Progress after Arab Spring
Women’s rights have not improved significantly since the 2006 war, but the uprisings of the so called Arab Spring in 2011 did result in a step forward for the women’s movement. Women’s organisations launched several campaigns, many of which focused on strengthening women’s political participation.
Compared to other countries in the region, the freedom to organise has been relatively good in Lebanon. Two of the women’s movement’s most important issues are women’s citizenship rights and gender-based violence.
For several years, the women’s movement conducted an extensive campaign – initiated by Kvinna till Kvinna’s partner organisation KAFA – to increase women’s protection against domestic violence.
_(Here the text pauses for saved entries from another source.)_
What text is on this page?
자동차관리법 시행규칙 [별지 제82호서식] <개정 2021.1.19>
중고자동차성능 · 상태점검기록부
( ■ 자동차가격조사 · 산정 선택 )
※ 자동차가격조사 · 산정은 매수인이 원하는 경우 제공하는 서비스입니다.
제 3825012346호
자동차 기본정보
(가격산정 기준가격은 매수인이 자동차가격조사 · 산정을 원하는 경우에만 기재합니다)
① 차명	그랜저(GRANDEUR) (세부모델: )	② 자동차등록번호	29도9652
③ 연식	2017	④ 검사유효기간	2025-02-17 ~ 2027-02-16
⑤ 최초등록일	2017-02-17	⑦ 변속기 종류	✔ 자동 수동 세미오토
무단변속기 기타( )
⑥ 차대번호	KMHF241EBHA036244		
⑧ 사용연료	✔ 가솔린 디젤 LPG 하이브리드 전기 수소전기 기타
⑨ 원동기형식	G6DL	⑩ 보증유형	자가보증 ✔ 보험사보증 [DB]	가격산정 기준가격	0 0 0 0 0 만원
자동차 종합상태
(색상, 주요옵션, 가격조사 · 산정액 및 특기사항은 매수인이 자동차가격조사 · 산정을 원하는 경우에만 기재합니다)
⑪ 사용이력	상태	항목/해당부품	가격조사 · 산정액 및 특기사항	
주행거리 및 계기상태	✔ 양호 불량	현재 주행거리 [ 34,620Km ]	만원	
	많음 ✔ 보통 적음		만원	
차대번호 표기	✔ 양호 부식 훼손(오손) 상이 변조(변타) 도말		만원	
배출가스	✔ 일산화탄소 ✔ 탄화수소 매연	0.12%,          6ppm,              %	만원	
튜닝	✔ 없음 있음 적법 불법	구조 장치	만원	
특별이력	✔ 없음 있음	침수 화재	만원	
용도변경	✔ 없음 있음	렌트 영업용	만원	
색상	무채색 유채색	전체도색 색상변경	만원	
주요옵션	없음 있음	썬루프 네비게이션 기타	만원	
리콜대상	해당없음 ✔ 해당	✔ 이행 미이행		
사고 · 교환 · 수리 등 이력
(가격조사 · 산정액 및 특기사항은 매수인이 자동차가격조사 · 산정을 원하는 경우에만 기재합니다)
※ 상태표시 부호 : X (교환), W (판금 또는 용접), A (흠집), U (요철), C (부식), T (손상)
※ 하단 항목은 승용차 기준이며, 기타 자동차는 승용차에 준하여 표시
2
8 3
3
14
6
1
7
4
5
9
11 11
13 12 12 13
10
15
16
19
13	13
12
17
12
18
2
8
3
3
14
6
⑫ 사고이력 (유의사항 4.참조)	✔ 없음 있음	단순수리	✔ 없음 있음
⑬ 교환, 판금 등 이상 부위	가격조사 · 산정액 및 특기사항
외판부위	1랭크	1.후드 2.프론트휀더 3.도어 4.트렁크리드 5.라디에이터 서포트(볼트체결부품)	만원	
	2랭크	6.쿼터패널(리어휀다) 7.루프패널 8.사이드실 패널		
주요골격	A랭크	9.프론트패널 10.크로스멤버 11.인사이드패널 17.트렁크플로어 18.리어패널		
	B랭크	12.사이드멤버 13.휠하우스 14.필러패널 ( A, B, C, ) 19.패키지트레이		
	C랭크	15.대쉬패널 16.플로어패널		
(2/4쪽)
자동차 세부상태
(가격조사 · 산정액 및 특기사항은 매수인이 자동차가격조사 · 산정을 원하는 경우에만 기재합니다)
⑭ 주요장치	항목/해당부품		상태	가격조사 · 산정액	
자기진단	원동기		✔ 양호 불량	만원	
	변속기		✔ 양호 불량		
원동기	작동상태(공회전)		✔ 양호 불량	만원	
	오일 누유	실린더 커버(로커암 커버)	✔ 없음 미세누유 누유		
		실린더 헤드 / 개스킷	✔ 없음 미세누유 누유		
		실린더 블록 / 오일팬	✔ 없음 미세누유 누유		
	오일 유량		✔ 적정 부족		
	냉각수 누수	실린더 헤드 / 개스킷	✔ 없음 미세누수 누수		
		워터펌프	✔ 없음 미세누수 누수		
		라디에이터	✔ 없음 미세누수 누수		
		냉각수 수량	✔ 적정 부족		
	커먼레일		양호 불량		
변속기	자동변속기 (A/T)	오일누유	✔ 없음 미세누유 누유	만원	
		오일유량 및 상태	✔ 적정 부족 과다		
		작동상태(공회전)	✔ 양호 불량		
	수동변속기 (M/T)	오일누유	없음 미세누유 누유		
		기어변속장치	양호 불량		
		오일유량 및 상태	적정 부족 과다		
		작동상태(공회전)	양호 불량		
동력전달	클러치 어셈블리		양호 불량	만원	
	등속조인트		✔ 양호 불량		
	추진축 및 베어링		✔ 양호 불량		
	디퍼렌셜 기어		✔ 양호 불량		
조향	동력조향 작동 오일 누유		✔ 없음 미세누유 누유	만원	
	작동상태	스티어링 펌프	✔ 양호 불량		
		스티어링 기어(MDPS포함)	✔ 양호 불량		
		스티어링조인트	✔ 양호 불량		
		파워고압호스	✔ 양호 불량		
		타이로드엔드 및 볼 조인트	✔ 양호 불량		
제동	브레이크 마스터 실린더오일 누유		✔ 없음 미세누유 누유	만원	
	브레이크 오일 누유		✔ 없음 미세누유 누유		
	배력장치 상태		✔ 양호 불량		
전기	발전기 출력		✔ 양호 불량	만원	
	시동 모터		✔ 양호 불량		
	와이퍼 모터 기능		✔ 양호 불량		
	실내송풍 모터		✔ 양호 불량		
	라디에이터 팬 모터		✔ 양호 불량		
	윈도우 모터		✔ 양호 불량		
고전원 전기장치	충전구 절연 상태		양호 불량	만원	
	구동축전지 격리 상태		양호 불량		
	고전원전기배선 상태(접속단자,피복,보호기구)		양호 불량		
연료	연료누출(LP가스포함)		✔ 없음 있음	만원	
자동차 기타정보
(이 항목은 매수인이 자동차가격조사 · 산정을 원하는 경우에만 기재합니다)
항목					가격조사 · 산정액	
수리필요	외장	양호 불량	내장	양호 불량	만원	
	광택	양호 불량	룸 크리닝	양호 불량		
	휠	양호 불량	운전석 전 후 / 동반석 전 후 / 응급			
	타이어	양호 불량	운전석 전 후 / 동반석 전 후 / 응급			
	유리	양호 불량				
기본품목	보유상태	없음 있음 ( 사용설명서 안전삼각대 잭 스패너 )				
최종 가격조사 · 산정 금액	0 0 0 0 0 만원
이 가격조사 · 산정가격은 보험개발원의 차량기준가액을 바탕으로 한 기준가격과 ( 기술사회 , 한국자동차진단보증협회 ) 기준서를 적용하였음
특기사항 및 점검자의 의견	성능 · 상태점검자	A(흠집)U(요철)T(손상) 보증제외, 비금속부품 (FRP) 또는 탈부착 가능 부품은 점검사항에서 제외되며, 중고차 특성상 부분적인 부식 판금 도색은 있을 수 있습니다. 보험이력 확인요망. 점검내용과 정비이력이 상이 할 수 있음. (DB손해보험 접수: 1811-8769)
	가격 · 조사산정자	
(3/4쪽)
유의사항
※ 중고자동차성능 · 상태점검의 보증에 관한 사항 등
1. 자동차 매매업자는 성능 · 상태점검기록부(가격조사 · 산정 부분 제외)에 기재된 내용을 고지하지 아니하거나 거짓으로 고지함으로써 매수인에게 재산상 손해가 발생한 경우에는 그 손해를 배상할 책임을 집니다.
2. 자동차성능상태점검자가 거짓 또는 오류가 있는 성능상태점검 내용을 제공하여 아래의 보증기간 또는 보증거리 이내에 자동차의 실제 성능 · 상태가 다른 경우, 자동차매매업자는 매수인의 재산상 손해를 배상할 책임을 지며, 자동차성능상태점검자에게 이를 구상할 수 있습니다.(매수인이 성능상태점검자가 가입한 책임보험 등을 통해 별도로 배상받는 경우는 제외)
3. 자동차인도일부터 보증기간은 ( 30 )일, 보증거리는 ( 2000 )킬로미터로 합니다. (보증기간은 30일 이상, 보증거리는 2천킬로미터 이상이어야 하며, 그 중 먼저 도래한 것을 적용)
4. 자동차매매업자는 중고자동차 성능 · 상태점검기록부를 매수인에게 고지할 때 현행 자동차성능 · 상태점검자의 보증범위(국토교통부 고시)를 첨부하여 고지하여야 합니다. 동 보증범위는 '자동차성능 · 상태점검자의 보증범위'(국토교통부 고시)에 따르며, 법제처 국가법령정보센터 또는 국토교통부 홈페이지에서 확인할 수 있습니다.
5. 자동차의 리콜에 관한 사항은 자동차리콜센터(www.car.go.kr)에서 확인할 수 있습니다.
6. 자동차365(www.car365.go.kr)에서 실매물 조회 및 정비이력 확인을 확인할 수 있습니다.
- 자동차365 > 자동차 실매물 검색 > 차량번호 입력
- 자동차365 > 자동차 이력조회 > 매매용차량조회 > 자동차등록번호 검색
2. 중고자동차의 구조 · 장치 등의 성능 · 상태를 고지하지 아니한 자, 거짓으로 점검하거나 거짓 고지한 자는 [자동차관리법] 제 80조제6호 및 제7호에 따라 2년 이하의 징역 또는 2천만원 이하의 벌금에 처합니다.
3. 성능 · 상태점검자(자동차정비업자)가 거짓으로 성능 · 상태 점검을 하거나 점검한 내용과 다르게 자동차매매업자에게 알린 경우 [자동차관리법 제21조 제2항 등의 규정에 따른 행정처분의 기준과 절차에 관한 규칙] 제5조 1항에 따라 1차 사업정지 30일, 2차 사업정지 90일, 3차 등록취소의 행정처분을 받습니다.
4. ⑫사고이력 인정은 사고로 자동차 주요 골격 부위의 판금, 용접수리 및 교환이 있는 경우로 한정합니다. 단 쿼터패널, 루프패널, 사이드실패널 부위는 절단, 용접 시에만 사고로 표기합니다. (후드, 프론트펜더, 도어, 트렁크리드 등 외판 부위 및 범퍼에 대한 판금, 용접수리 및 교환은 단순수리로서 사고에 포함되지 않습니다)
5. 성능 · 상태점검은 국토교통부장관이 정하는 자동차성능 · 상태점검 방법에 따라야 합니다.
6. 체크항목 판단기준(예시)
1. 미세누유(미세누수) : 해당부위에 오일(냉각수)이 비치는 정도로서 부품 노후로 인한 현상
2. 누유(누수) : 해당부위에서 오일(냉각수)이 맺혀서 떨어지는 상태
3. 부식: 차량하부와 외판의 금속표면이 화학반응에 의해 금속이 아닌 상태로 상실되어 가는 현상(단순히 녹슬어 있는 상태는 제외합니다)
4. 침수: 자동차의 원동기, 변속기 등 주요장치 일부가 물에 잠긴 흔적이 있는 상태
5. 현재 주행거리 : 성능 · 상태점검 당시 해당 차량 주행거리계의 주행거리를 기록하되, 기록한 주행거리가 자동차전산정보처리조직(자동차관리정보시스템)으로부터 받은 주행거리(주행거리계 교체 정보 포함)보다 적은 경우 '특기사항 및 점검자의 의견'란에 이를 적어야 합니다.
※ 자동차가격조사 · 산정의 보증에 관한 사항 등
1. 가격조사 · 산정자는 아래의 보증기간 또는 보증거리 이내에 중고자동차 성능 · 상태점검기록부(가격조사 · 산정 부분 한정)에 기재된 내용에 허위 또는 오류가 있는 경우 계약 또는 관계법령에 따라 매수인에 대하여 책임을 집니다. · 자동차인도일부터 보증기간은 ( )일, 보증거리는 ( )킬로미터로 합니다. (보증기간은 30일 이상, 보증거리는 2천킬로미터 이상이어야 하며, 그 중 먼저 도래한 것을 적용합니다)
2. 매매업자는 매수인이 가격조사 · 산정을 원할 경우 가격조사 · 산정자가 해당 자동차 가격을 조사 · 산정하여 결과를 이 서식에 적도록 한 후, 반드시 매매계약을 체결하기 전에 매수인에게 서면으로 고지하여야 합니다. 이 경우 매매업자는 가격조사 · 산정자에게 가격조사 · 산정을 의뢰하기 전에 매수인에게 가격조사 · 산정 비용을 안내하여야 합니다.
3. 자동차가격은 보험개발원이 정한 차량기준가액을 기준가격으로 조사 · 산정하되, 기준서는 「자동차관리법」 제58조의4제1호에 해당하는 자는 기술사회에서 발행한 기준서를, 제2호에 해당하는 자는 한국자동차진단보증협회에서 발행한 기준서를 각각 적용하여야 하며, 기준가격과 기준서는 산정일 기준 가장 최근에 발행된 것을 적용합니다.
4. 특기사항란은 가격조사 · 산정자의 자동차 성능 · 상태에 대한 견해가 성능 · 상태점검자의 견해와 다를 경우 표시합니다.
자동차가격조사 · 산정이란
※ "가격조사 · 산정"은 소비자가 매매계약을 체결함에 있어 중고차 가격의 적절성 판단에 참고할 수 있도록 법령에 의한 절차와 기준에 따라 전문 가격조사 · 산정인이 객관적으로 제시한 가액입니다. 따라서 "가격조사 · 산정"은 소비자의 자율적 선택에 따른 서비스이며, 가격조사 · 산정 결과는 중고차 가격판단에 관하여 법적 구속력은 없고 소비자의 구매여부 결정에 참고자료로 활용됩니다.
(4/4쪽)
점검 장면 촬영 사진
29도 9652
Many NGOs have advocated for the Lebanese parliament to pass a law that criminalises domestic violence. Preparations of a draft law began as early as 2007 and in spite of harsh resistance from religious leaders and politicians, the law was finally adopted in 2014.
Religious leaders involved
Several women’s rights organisations provide abused women with helplines, shelters and legal aid. They have carried out major advocacy and media campaigns to raise awareness about violence against women, and some of them have even involved religious leaders to reach as wide an audience as possible.
A number of organisations have taken an active interest in the situation facing LGBTQ persons. The Meem organisation was founded in 2008, to provide support to women from this group. The following year a demonstration for LGBTQ persons’ rights was held in Beirut, the first of its kind in the Arab world. However, organisations working for LGBTQ rights have to be discreet, since these subjects are generally taboo and not accepted by society at large, particular in rural areas outside of capitals.
Support to refugee women
Since 1948, the ongoing conflict between Israel and Palestine has affected Lebanon in many ways. The Palestinians and Syrians that have fled and sought refuge in Lebanon are very vulnerable and receive support from different women’s organisations.
A number of Lebanese women’s organisations work in Palestinian refugee camps. They are trying to break the isolation faced by refugee women and they provide them with psychosocial support and information about women’s rights. Similarly, an increasing number of organisations are getting involved in the situation facing Syrian refugee women and they are trying to offer them both humanitarian aid and access to safe meeting places.